Mae Rose's painted cheeks flamed brighter, and she petted Dulcie with quick, nervous strokes. Dulcie didn't move; she lay stretched out across the pink afghan coolly regarding the young man, and definitely not looking moth-eaten-her dark stripes gleamed like silk. She was very still, and nothing about her seemed to change except that her green eyes had widened; only Joe saw her stiffen imperceptibly, as if to strike.

Eula smiled coquettishly, stroking Joe. "Look, Teddy. I have an old fur piece, too."

Teddy laughed. "Or is that one of those moldering gray union suits you tell about on the farm, that your mama sewed you into?"

Eula favored him with a girlish guffaw.

Teddy said, "Mae, you're hugging that cat like it was a baby. Or like one of your little dolls."

"Leave me alone, Teddy. I shouldn't wonder if it was you that drove Jane Hubble away."

The young man's eyes filled with amazement. His smile was sunny and very kind; he looked as if Mae Rose could not help her aberrations.

But Dillon, watching them, was suddenly all attention. Gripped by some inner storm, Dillon raised her eyes in a quick, flickering glance at Mae Rose and the pale young man; then she looked down again.

Eula said, "Everyone knows Jane Hubble's right over there in Nursing." She looked to Teddy expectantly.

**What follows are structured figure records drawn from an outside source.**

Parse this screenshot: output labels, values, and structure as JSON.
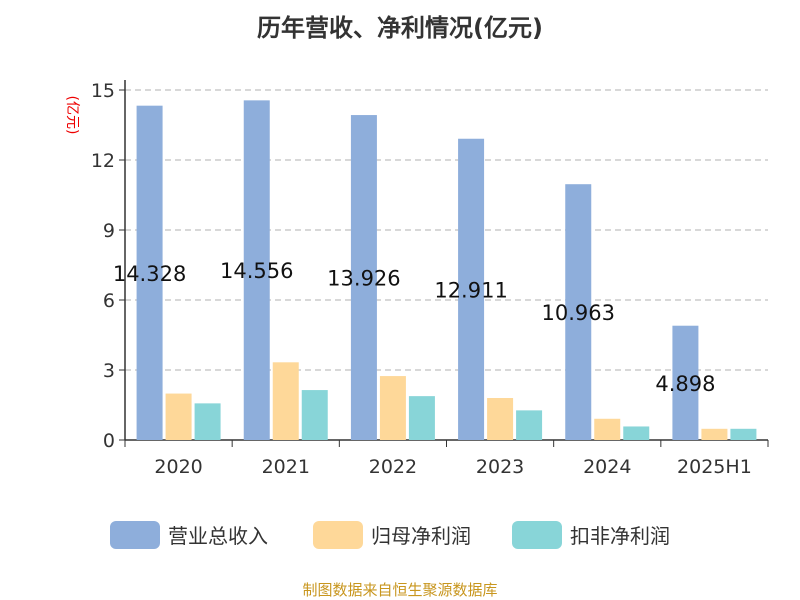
{
  "chart_data": {
    "type": "bar",
    "title": "历年营收、净利情况(亿元)",
    "ylabel": "(亿元)",
    "categories": [
      "2020",
      "2021",
      "2022",
      "2023",
      "2024",
      "2025H1"
    ],
    "ylim": [
      0,
      15
    ],
    "yticks": [
      0,
      3,
      6,
      9,
      12,
      15
    ],
    "grid": true,
    "legend_position": "bottom",
    "series": [
      {
        "name": "营业总收入",
        "color": "#8eaedb",
        "values": [
          14.328,
          14.556,
          13.926,
          12.911,
          10.963,
          4.898
        ],
        "labels": [
          "14.328",
          "14.556",
          "13.926",
          "12.911",
          "10.963",
          "4.898"
        ]
      },
      {
        "name": "归母净利润",
        "color": "#fed899",
        "values": [
          1.99,
          3.33,
          2.74,
          1.8,
          0.91,
          0.48
        ]
      },
      {
        "name": "扣非净利润",
        "color": "#88d5d8",
        "values": [
          1.57,
          2.14,
          1.88,
          1.27,
          0.58,
          0.48
        ]
      }
    ]
  },
  "source": "制图数据来自恒生聚源数据库"
}
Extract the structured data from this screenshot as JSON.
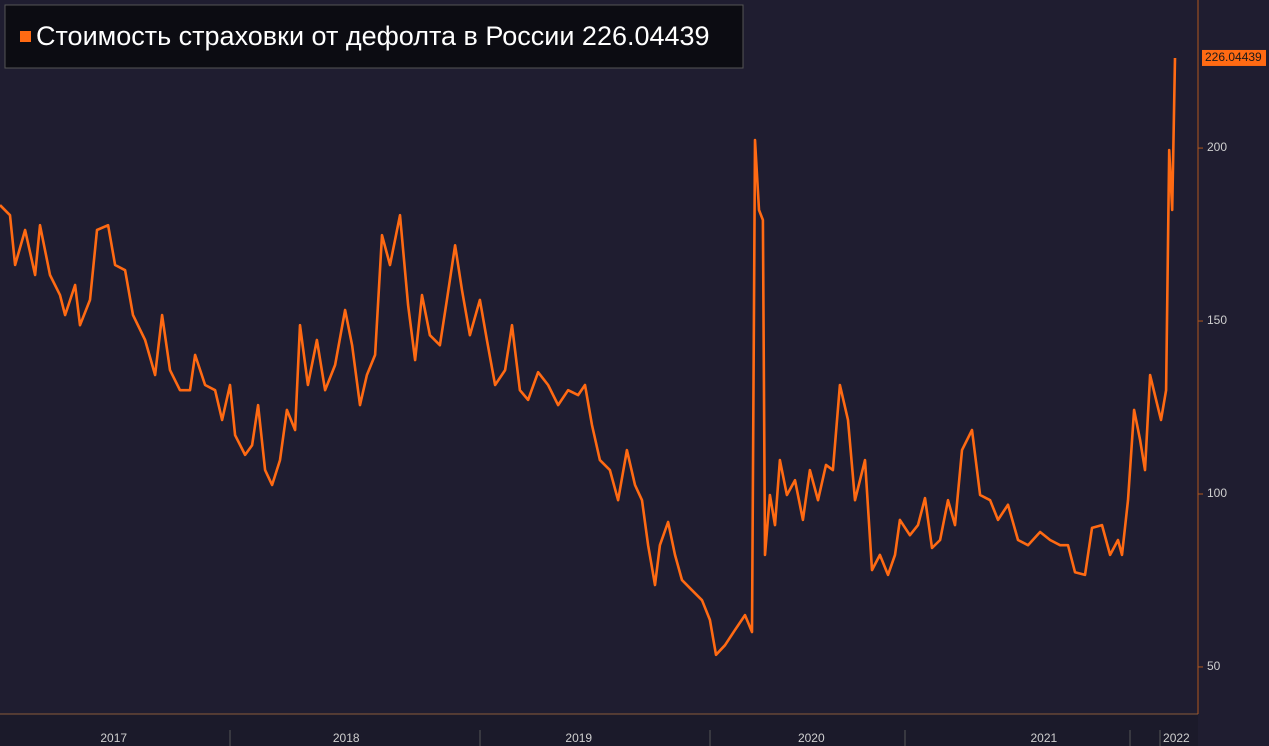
{
  "chart_data": {
    "type": "line",
    "x": [
      2017.011,
      2017.054,
      2017.076,
      2017.119,
      2017.162,
      2017.183,
      2017.226,
      2017.269,
      2017.291,
      2017.334,
      2017.355,
      2017.398,
      2017.428,
      2017.476,
      2017.506,
      2017.549,
      2017.583,
      2017.635,
      2017.678,
      2017.708,
      2017.742,
      2017.785,
      2017.828,
      2017.85,
      2017.893,
      2017.936,
      2017.966,
      2018.0,
      2018.022,
      2018.065,
      2018.095,
      2018.121,
      2018.151,
      2018.181,
      2018.215,
      2018.245,
      2018.28,
      2018.301,
      2018.335,
      2018.374,
      2018.409,
      2018.452,
      2018.495,
      2018.525,
      2018.559,
      2018.589,
      2018.624,
      2018.654,
      2018.688,
      2018.731,
      2018.766,
      2018.796,
      2018.826,
      2018.86,
      2018.903,
      2018.933,
      2018.968,
      2018.998,
      2019.032,
      2019.075,
      2019.105,
      2019.14,
      2019.183,
      2019.213,
      2019.247,
      2019.282,
      2019.325,
      2019.368,
      2019.411,
      2019.454,
      2019.497,
      2019.527,
      2019.557,
      2019.591,
      2019.634,
      2019.669,
      2019.707,
      2019.742,
      2019.772,
      2019.798,
      2019.828,
      2019.849,
      2019.884,
      2019.914,
      2019.944,
      2019.987,
      2020.03,
      2020.064,
      2020.09,
      2020.129,
      2020.172,
      2020.215,
      2020.245,
      2020.258,
      2020.275,
      2020.292,
      2020.301,
      2020.322,
      2020.344,
      2020.365,
      2020.395,
      2020.43,
      2020.464,
      2020.494,
      2020.529,
      2020.563,
      2020.593,
      2020.623,
      2020.658,
      2020.688,
      2020.731,
      2020.761,
      2020.795,
      2020.83,
      2020.86,
      2020.881,
      2020.924,
      2020.959,
      2020.989,
      2021.019,
      2021.054,
      2021.088,
      2021.118,
      2021.148,
      2021.191,
      2021.226,
      2021.269,
      2021.303,
      2021.346,
      2021.389,
      2021.432,
      2021.484,
      2021.527,
      2021.57,
      2021.604,
      2021.634,
      2021.677,
      2021.707,
      2021.75,
      2021.785,
      2021.819,
      2021.836,
      2021.862,
      2021.888,
      2021.914,
      2021.935,
      2021.957,
      2021.983,
      2022.004,
      2022.026,
      2022.039,
      2022.052,
      2022.064
    ],
    "series": [
      {
        "name": "Стоимость страховки от дефолта в России",
        "color": "#ff6a13",
        "values": [
          183.5,
          180.6,
          166.2,
          176.3,
          163.3,
          177.7,
          163.3,
          157.5,
          151.7,
          160.4,
          148.8,
          156.1,
          176.3,
          177.7,
          166.2,
          164.7,
          151.7,
          144.5,
          134.4,
          151.7,
          135.8,
          130.0,
          130.0,
          140.2,
          131.5,
          130.0,
          121.4,
          131.5,
          117.0,
          111.3,
          114.1,
          125.7,
          106.9,
          102.6,
          109.8,
          124.3,
          118.5,
          148.8,
          131.5,
          144.5,
          130.0,
          137.3,
          153.2,
          143.0,
          125.7,
          134.4,
          140.2,
          174.8,
          166.2,
          180.6,
          154.6,
          138.7,
          157.5,
          145.9,
          143.0,
          156.1,
          171.9,
          158.9,
          145.9,
          156.1,
          144.5,
          131.5,
          135.8,
          148.8,
          130.0,
          127.2,
          135.2,
          131.5,
          125.7,
          130.0,
          128.6,
          131.5,
          119.9,
          109.8,
          106.9,
          98.2,
          112.7,
          102.6,
          98.2,
          85.2,
          73.7,
          85.2,
          91.9,
          82.4,
          75.1,
          72.2,
          69.3,
          63.6,
          53.5,
          56.3,
          60.7,
          65.0,
          60.1,
          202.3,
          182.1,
          179.2,
          82.4,
          99.7,
          91.0,
          109.8,
          99.7,
          104.0,
          92.5,
          106.9,
          98.2,
          108.4,
          106.9,
          131.5,
          121.4,
          98.2,
          109.8,
          78.0,
          82.4,
          76.6,
          82.4,
          92.5,
          88.1,
          91.0,
          98.8,
          84.4,
          86.7,
          98.2,
          91.0,
          112.7,
          118.5,
          99.7,
          98.2,
          92.5,
          96.9,
          86.7,
          85.2,
          89.0,
          86.7,
          85.2,
          85.2,
          77.4,
          76.6,
          90.2,
          91.0,
          82.4,
          86.7,
          82.4,
          98.2,
          124.3,
          115.6,
          106.9,
          134.4,
          127.2,
          121.4,
          130.0,
          199.4,
          182.1,
          226.04439
        ]
      }
    ],
    "xlim": [
      2017.011,
      2022.163
    ],
    "xticks": [
      {
        "value": 2017.5,
        "label": "2017"
      },
      {
        "value": 2018.5,
        "label": "2018"
      },
      {
        "value": 2019.5,
        "label": "2019"
      },
      {
        "value": 2020.5,
        "label": "2020"
      },
      {
        "value": 2021.5,
        "label": "2021"
      },
      {
        "value": 2022.07,
        "label": "2022"
      }
    ],
    "ylim": [
      36.4,
      242.8
    ],
    "yticks": [
      50,
      100,
      150,
      200
    ]
  }
}
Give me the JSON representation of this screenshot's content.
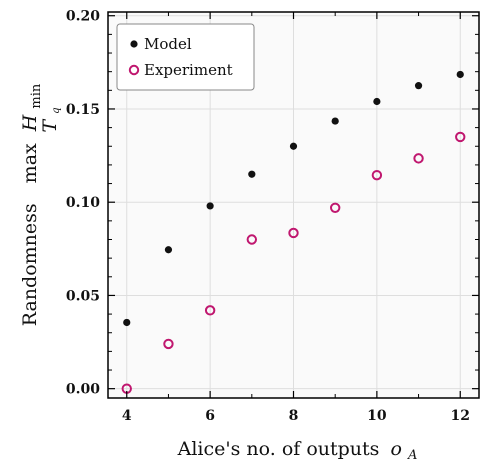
{
  "chart_data": {
    "type": "scatter",
    "xlabel": "Alice's no. of outputs",
    "xlabel_symbol": "o",
    "xlabel_subscript": "A",
    "ylabel": "Randomness",
    "ylabel_max": "max",
    "ylabel_H": "H",
    "ylabel_sub": "min",
    "ylabel_under": "T",
    "ylabel_under_sub": "q",
    "xlim": [
      3.55,
      12.45
    ],
    "ylim": [
      -0.005,
      0.202
    ],
    "xticks": [
      "4",
      "6",
      "8",
      "10",
      "12"
    ],
    "xtick_values": [
      4,
      6,
      8,
      10,
      12
    ],
    "yticks": [
      "0.00",
      "0.05",
      "0.10",
      "0.15",
      "0.20"
    ],
    "ytick_values": [
      0.0,
      0.05,
      0.1,
      0.15,
      0.2
    ],
    "grid": true,
    "legend_position": "top-left",
    "series": [
      {
        "name": "Model",
        "marker": "filled-circle",
        "color": "#111111",
        "x": [
          4,
          5,
          6,
          7,
          8,
          9,
          10,
          11,
          12
        ],
        "y": [
          0.0355,
          0.0745,
          0.098,
          0.115,
          0.13,
          0.1435,
          0.154,
          0.1625,
          0.1685
        ]
      },
      {
        "name": "Experiment",
        "marker": "open-circle",
        "color": "#c0176f",
        "x": [
          4,
          5,
          6,
          7,
          8,
          9,
          10,
          11,
          12
        ],
        "y": [
          0.0,
          0.024,
          0.042,
          0.08,
          0.0835,
          0.097,
          0.1145,
          0.1235,
          0.135
        ]
      }
    ]
  }
}
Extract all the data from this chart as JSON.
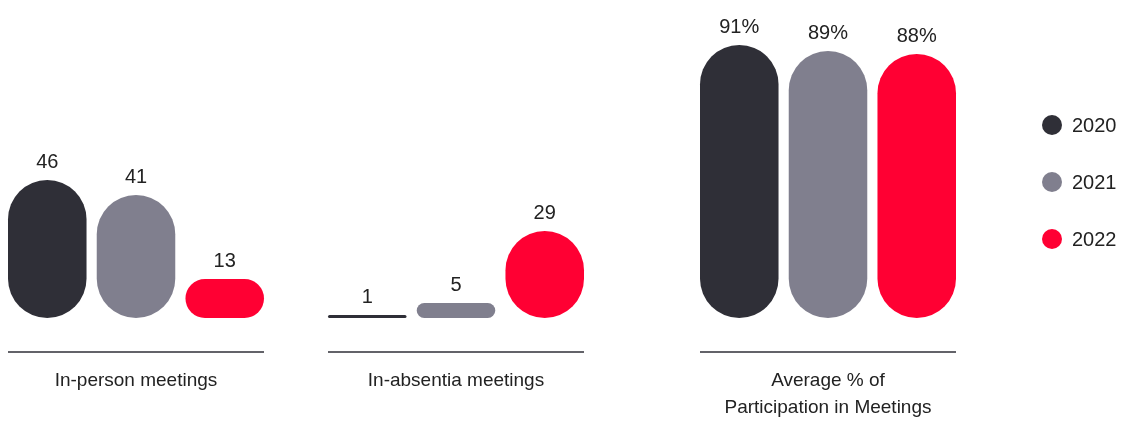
{
  "chart_data": [
    {
      "type": "bar",
      "xlabel": "In-person meetings",
      "categories": [
        null
      ],
      "data_labels": true,
      "legend": false,
      "series": [
        {
          "color": "#2f2f37",
          "values": [
            46
          ]
        },
        {
          "color": "#807f8e",
          "values": [
            41
          ]
        },
        {
          "color": "#ff0033",
          "values": [
            13
          ]
        }
      ]
    },
    {
      "type": "bar",
      "xlabel": "In-absentia meetings",
      "categories": [
        null
      ],
      "data_labels": true,
      "legend": false,
      "series": [
        {
          "color": "#2f2f37",
          "values": [
            1
          ]
        },
        {
          "color": "#807f8e",
          "values": [
            5
          ]
        },
        {
          "color": "#ff0033",
          "values": [
            29
          ]
        }
      ]
    },
    {
      "type": "bar",
      "xlabel": "Average % of Participation in Meetings",
      "categories": [
        null
      ],
      "legend": "right",
      "series": [
        {
          "name": "2020",
          "color": "#2f2f37",
          "values": [
            91
          ],
          "value_labels": [
            "91%"
          ]
        },
        {
          "name": "2021",
          "color": "#807f8e",
          "values": [
            89
          ],
          "value_labels": [
            "89%"
          ]
        },
        {
          "name": "2022",
          "color": "#ff0033",
          "values": [
            88
          ],
          "value_labels": [
            "88%"
          ]
        }
      ]
    }
  ]
}
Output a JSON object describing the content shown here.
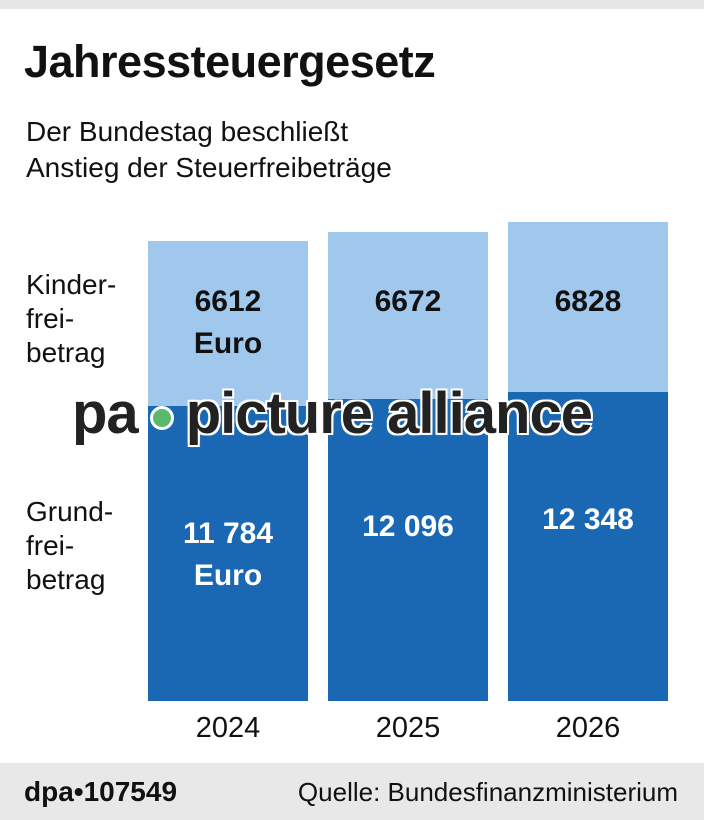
{
  "title": "Jahressteuergesetz",
  "subtitle_lines": [
    "Der Bundestag beschließt",
    "Anstieg der Steuerfreibeträge"
  ],
  "row_labels": {
    "kinder": [
      "Kinder-",
      "frei-",
      "betrag"
    ],
    "grund": [
      "Grund-",
      "frei-",
      "betrag"
    ]
  },
  "chart_data": {
    "type": "bar",
    "stacked": true,
    "categories": [
      "2024",
      "2025",
      "2026"
    ],
    "series": [
      {
        "name": "Grundfreibetrag",
        "values": [
          11784,
          12096,
          12348
        ],
        "labels": [
          "11 784",
          "12 096",
          "12 348"
        ],
        "color": "#1a68b3"
      },
      {
        "name": "Kinderfreibetrag",
        "values": [
          6612,
          6672,
          6828
        ],
        "labels": [
          "6612",
          "6672",
          "6828"
        ],
        "color": "#a0c8ec"
      }
    ],
    "unit_label": "Euro",
    "ylim": [
      0,
      19500
    ],
    "grid": false,
    "legend": "none"
  },
  "watermark": "pa • picture alliance",
  "footer": {
    "id": "dpa•107549",
    "source": "Quelle: Bundesfinanzministerium"
  },
  "colors": {
    "footer_bg": "#e8e8e8",
    "light": "#a0c8ec",
    "dark": "#1a68b3",
    "logo_dot": "#5cb86d"
  }
}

"Of course she is," Teddy said kindly. "They can't let us visit them, Mae. It's too hard on sick people to have us underfoot going in and out, getting in the way. Of course she's there. Where else would she be? Ask Adelina." He put his arm around Mae. "I know you miss her. Maybe when she's better, something can be arranged."

Dillon had turned away, seemed to have lost interest in the conversation. She was all fidgets, moving restlessly, and when she settled on the arm of Eula's chair and leaned down to pet Joe, her fingers were rigid, tense; she was filled with hidden excitement-or apprehension.

"She could send word," Mae said. "The nurses could at least bring a message."

"She's too sick," Eula said. "So sick she has tubes in her arms. They wanted to send me over there with the blood pressure, but I wouldn't have it. I won't have all those tubes stuck in me."